To provide more accurate, diverse, and explainable recommendation, it is compulsory to go beyond modeling user-item interactions and take side information into account. Traditional methods like factorization machine (FM) cast it as a supervised learning problem, which assumes each interaction as an independent instance with side information encoded. Due to the overlook of the relations among instances or items (e.g., the director of a movie is also an actor of another movie), these methods are insufficient to distill the collaborative signal from the collective behaviors of users.
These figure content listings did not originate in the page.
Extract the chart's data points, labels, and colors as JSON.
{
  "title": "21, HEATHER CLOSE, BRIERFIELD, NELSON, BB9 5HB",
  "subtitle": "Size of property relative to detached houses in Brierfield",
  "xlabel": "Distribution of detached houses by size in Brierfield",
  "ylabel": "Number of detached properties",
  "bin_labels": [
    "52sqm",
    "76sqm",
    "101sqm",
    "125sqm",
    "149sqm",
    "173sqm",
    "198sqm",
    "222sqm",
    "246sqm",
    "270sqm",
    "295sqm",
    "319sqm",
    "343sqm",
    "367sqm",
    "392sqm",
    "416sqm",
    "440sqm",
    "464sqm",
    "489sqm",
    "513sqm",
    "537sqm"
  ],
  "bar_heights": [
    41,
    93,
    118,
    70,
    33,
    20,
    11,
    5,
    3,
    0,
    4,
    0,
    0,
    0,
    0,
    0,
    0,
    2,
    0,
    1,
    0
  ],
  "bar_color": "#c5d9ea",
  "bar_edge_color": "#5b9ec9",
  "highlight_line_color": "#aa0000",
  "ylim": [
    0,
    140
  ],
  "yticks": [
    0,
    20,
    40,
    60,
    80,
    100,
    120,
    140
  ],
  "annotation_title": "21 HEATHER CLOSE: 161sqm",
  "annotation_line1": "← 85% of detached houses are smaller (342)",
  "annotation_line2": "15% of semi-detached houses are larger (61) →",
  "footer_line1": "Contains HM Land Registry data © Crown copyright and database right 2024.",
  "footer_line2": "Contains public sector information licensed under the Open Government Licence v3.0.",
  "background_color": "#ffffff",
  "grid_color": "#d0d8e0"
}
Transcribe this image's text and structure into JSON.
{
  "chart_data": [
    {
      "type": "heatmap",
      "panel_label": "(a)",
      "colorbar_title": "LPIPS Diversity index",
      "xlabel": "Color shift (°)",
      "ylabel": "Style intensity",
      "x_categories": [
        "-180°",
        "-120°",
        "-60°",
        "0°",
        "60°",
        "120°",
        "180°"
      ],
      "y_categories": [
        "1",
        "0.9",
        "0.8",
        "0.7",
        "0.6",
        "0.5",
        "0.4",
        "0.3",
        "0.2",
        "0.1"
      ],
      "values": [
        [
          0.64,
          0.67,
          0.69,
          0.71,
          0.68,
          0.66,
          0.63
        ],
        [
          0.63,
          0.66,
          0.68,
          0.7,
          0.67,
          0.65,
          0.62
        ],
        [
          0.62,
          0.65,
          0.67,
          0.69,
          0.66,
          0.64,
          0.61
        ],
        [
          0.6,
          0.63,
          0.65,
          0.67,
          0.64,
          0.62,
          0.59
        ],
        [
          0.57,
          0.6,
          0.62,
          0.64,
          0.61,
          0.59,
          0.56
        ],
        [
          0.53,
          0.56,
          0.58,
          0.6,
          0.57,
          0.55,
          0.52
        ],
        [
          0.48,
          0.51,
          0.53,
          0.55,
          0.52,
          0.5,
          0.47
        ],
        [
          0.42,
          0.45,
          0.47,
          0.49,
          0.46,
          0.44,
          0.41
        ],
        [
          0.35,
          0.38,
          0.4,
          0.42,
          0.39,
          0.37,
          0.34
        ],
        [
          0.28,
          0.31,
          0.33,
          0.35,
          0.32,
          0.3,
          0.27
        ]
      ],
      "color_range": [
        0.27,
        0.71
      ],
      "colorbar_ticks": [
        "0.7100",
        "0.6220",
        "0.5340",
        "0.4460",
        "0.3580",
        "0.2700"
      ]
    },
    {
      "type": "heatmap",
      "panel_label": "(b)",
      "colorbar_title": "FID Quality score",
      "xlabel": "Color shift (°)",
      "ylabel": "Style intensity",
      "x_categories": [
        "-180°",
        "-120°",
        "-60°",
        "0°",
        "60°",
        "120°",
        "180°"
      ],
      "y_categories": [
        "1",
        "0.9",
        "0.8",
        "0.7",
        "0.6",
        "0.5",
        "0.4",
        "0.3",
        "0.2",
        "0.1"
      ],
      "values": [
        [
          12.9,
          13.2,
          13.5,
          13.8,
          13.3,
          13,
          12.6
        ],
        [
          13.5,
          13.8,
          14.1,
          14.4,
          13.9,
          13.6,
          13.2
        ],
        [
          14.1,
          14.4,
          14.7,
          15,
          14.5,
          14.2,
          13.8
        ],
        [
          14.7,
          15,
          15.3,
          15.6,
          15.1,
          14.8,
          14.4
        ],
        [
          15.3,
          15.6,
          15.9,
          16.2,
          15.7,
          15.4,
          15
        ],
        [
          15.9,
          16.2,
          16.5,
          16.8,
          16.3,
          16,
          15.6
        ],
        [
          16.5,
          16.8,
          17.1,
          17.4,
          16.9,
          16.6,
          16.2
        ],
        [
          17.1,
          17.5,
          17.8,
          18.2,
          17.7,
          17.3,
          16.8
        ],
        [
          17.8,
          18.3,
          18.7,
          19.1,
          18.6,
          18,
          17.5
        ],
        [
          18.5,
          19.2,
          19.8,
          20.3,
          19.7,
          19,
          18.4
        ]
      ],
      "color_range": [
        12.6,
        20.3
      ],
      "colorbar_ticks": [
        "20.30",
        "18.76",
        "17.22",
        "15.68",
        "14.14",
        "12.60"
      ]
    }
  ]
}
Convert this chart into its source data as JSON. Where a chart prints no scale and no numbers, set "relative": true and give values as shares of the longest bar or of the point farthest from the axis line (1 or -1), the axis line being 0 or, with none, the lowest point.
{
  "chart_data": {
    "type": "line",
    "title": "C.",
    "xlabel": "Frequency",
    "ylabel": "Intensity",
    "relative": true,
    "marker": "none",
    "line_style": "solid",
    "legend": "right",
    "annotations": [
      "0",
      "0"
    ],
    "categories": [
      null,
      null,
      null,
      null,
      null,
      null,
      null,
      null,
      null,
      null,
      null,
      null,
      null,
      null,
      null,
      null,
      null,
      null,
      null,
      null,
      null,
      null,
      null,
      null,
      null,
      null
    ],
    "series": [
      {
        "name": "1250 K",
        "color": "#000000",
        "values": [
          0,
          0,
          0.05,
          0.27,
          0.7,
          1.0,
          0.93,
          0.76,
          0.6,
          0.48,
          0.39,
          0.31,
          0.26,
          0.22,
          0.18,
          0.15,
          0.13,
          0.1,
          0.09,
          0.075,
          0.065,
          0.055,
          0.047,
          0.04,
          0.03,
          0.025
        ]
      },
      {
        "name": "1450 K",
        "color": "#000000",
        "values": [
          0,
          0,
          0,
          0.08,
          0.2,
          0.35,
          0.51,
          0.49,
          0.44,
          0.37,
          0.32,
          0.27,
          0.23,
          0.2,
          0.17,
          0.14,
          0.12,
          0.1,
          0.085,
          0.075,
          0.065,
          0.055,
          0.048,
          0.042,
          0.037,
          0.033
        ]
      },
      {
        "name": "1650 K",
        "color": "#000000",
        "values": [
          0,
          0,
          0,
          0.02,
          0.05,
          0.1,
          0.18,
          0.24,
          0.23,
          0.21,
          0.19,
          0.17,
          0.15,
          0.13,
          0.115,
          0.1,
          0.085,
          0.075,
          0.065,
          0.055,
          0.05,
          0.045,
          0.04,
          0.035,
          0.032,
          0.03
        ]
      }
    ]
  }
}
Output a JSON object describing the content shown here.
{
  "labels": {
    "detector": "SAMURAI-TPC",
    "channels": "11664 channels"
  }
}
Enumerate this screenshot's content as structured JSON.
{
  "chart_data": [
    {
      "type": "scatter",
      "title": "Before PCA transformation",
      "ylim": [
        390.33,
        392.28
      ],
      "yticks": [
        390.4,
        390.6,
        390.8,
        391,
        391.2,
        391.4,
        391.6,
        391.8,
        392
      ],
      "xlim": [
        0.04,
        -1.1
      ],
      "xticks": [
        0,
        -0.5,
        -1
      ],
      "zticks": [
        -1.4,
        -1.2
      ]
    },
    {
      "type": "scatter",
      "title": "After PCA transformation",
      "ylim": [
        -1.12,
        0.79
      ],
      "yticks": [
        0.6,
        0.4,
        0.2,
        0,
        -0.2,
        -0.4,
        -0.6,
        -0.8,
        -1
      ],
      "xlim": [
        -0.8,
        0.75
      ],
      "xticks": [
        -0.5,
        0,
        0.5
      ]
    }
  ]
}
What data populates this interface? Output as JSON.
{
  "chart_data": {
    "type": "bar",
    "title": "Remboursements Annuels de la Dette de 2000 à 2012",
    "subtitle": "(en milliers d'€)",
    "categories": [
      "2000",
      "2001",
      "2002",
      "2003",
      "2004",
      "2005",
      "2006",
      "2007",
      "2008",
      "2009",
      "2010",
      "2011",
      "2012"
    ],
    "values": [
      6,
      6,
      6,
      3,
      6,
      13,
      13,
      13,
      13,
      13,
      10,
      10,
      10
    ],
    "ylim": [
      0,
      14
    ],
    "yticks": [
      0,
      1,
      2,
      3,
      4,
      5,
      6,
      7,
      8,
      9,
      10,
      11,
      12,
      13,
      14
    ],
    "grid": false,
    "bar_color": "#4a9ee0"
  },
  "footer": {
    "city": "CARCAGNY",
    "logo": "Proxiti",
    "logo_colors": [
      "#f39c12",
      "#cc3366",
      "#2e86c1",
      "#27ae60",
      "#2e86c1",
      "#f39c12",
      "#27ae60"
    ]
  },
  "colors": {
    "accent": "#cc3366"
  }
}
In this work, we investigate the utility of knowledge graph (KG), which breaks down the independent interaction assumption by linking items with their attributes. We argue that in such a hybrid structure of KG and user-item graph, high-order relations --- which connect two items with one or multiple linked attributes --- are an essential factor for successful recommendation. We propose a new method named Knowledge Graph Attention Network (KGAT) which explicitly models the high-order connectivities in KG in an end-to-end fashion. It recursively propagates the embeddings from a node's neighbors (which can be users, items, or attributes) to refine the node's embedding, and employs an attention mechanism to discriminate the importance of the neighbors. Our KGAT is conceptually advantageous to existing KG-based recommendation methods, which either exploit high-order relations by extracting paths or implicitly modeling them with regularization. Empirical results on three public benchmarks show that KGAT significantly outperforms state-of-the-art methods like Neural FM and RippleNet. Further studies verify the efficacy of embedding propagation for high-order relation modeling and the interpretability benefits brought by the attention mechanism.